Las dos niñas lanzaron risitas encantadas ante tamaño absurdo. Nan fue a coger el cojín sin el que apenas le llegaba la nariz a la mesa y Daniel la subió a la silla. Lizzie se encaramó sola y observó la mesa con expresión expectante, a la espera de que comenzara el espectáculo de la conversación de los adultos.
—Bueno, Will, ¿y qué te trae a La Haya? —preguntó otra vez Henrietta—. ¿Va todo bien en casa?
—Sí. —El joven ensartó un bocado de capón relleno de ostras—. Pero aquello no puede ser más deprimente. No se permite la música, ni siquiera en la iglesia y todo el mundo tiene miedo de su vecino. Basta una insinuación de que alguien no teme de verdad a Dios para que el predicador lo deje en ridículo y le imponga una penitencia pública el domingo siguiente.
—Entonces la iglesia es igual que la de aquí, es horrible —interpuso Lizzie—. También es aburridísimo y no se entiende nada de lo que dicen.
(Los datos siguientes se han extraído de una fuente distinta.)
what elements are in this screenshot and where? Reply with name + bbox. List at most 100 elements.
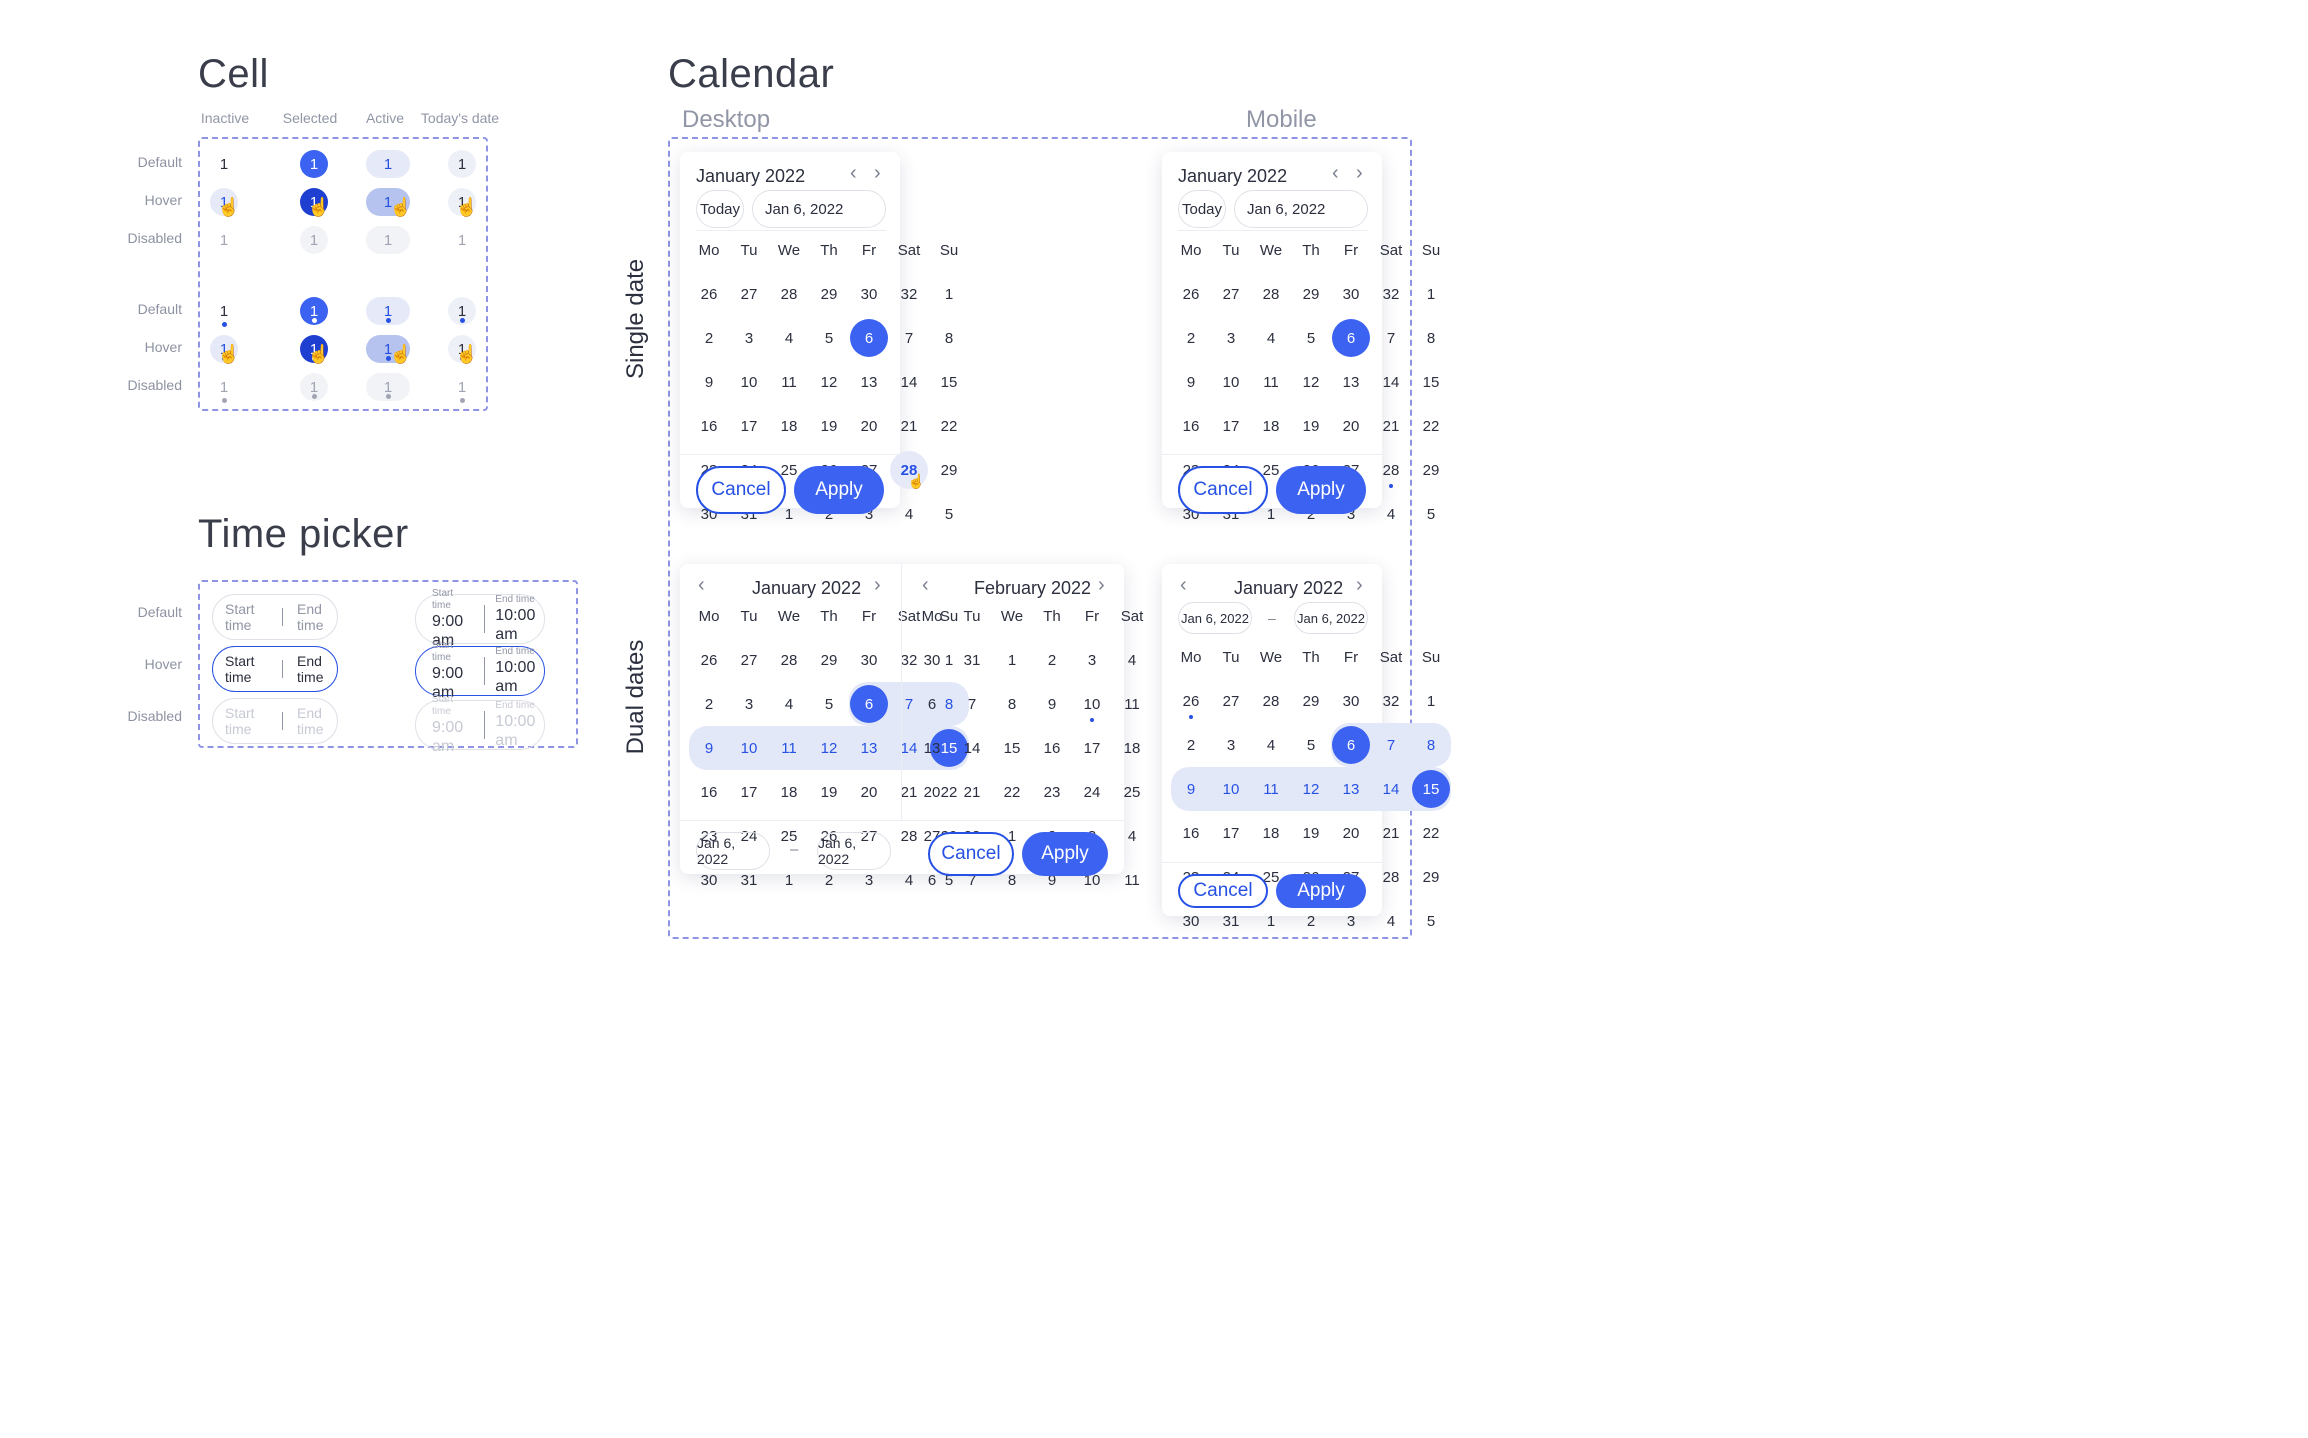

—Eres muy perspicaz, jovencita —dijo Will con una carcajada—. Pero creo que el ambiente en casa te resultaría más duro que aquí.
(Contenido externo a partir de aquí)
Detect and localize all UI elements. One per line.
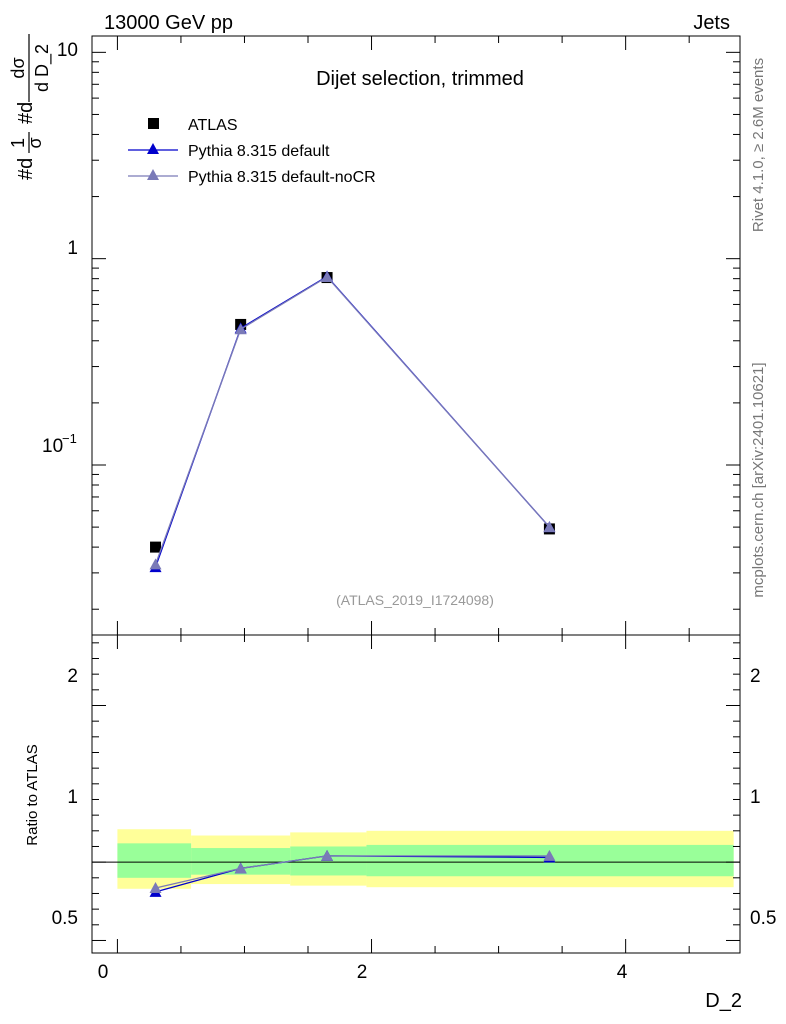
band-inner-0	[117, 843, 192, 878]
legend-label-default: Pythia 8.315 default	[188, 143, 330, 160]
header-right-label: Jets	[693, 12, 730, 34]
y-tick-label-10: 10	[57, 40, 78, 61]
ratio-tick-label-0.5-right: 0.5	[750, 908, 776, 929]
header-left-label: 13000 GeV pp	[104, 12, 233, 34]
legend-label-atlas: ATLAS	[188, 117, 238, 134]
default-main-line	[154, 275, 550, 568]
ylabel-num2: dσ	[8, 57, 28, 78]
rivet-label: Rivet 4.1.0, ≥ 2.6M events	[750, 58, 767, 232]
nocr-main-line	[154, 276, 550, 565]
mcplots-label: mcplots.cern.ch [arXiv:2401.10621]	[750, 362, 767, 597]
x-axis-label: D_2	[705, 990, 742, 1012]
plot-title: Dijet selection, trimmed	[316, 68, 524, 90]
nocr-main-point-3	[543, 521, 556, 533]
ratio-tick-label-0.5-left: 0.5	[52, 908, 78, 929]
x-tick-label-4: 4	[617, 962, 628, 983]
y-tick-label-exp: −1	[62, 431, 77, 446]
nocr-main-point-1	[234, 323, 247, 335]
atlas-point-0	[150, 541, 162, 553]
y-axis-label-ratio: Ratio to ATLAS	[24, 744, 41, 845]
x-tick-label-2: 2	[357, 962, 368, 983]
ratio-tick-label-1-left: 1	[67, 787, 78, 808]
nocr-main-point-0	[149, 558, 162, 570]
y-tick-label-1: 1	[67, 238, 78, 259]
legend-label-nocr: Pythia 8.315 default-noCR	[188, 169, 376, 186]
ratio-uncertainty-bands	[117, 829, 734, 889]
ylabel-pre: #d	[15, 158, 37, 180]
legend-marker-default	[147, 143, 159, 154]
nocr-ratio-line	[155, 855, 550, 889]
y-tick-label-base: 10	[42, 436, 63, 457]
ratio-plot-frame	[91, 634, 741, 954]
y-tick-label-0.1: 10 −1	[42, 431, 77, 457]
ylabel-den2: d D_2	[32, 44, 53, 92]
axis-ticks	[92, 36, 740, 953]
nocr-main-point-2	[321, 271, 334, 283]
y-axis-label-main: #d 1 σ #d dσ d D_2	[8, 34, 53, 180]
nocr-ratio-point-0	[149, 881, 162, 893]
ylabel-num1: 1	[8, 138, 28, 148]
nocr-ratio-point-2	[321, 849, 334, 861]
legend-marker-nocr	[147, 169, 159, 180]
legend-marker-atlas	[148, 118, 159, 129]
ratio-tick-label-1-right: 1	[750, 787, 761, 808]
data-marks	[149, 270, 556, 897]
ylabel-mid: #d	[15, 102, 37, 124]
ratio-tick-label-2-right: 2	[750, 666, 761, 687]
ylabel-den1: σ	[25, 137, 45, 148]
analysis-watermark: (ATLAS_2019_I1724098)	[336, 592, 494, 608]
nocr-ratio-point-1	[234, 862, 247, 874]
band-inner-2	[290, 846, 367, 876]
x-tick-label-0: 0	[98, 962, 109, 983]
ratio-tick-label-2-left: 2	[67, 666, 78, 687]
legend: ATLAS Pythia 8.315 default Pythia 8.315 …	[128, 117, 376, 186]
nocr-ratio-point-3	[543, 849, 556, 861]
—¿Has venido a ayudar al rey? —preguntó Daniel haciendo callar a Lizzie con un rápido gesto cuando la niña abrió la boca con impaciencia para responder a las palabras de Will. Se podían permitir ciertas licencias alrededor de la mesa familiar pero cuando tenían compañía, a los niños, por lo general, no había que verlos ni oírlos.
Will asintió con fuerza y dio un buen trago a su copa de vino.
—Los escoceses lucharán por él en cuanto tenga un ejército y se dirija a Escocia encabezándolo. Todavía conseguiremos derrotar a Cromwell y a su Nuevo Modelo.
—Por eso nos vamos a Madrid —dijo Henrietta—. Daniel va como embajador de Su Majestad ante el rey de España para pedir fondos con los que reclutar un ejército.
—Ojalá pudiéramos ir nosotras también —se lamentó Lizzie.
—Y yo también —dijo Julia—. ¡Qué aventura!
—Sí que lo sería —asintió Will mirándola a los ojos desde el otro lado de la mesa.
Henrietta sorprendió la mirada compartida y se quedó con la boca abierta por la sorpresa. Miró a Daniel pero su marido le estaba cortando a Nan un trozo de ave que se le resistía a la niña y no había podido ver nada.
—¿Por qué no te quedas tú aquí mientras nosotros estamos fuera, Will? —sugirió con tono pensativo—. Hay espacio de sobra. Estaría bien tener a alguien que supervisara un poco las cosas, ¿no te parece, Daniel?
—Bueno, desde luego —asintió de inmediato el noble—. Pero ¿qué le parece a Will compartir la casa con dos niñas y su institutriz?
—No le importará en absoluto.
—Quizá deberías dejar que respondiera Will.
—Oh, di que no te importaría —le rogó Lizzie antes de que el sorprendido Will pudiera responder—. Seríamos muy, muy buenas... no te causaríamos ningún problema y todos podríamos...
—¡Elizabeth! Si insistes en interrumpir, tendrás que dejar la mesa.
La niña se quedó callada pero Will se encontró sometido a la mirada de dos pares de ojos suplicantes. Se rascó la nariz pecosa antes de contestar.
—No me importaría en absoluto, pero no podría abusar de vuestra hospitalidad de este modo, señor.
—¡Tonterías! —dijo Daniel con el mismo tono que había utilizado con Lizzie.
—Pues ya está. —Henrietta le dedicó una sonrisa radiante a toda la mesa—. Vivirás aquí mientras nosotros estamos fuera y estoy segura de que harás muchos amigos.
—Eso espero —respondió Will mirando a Julia.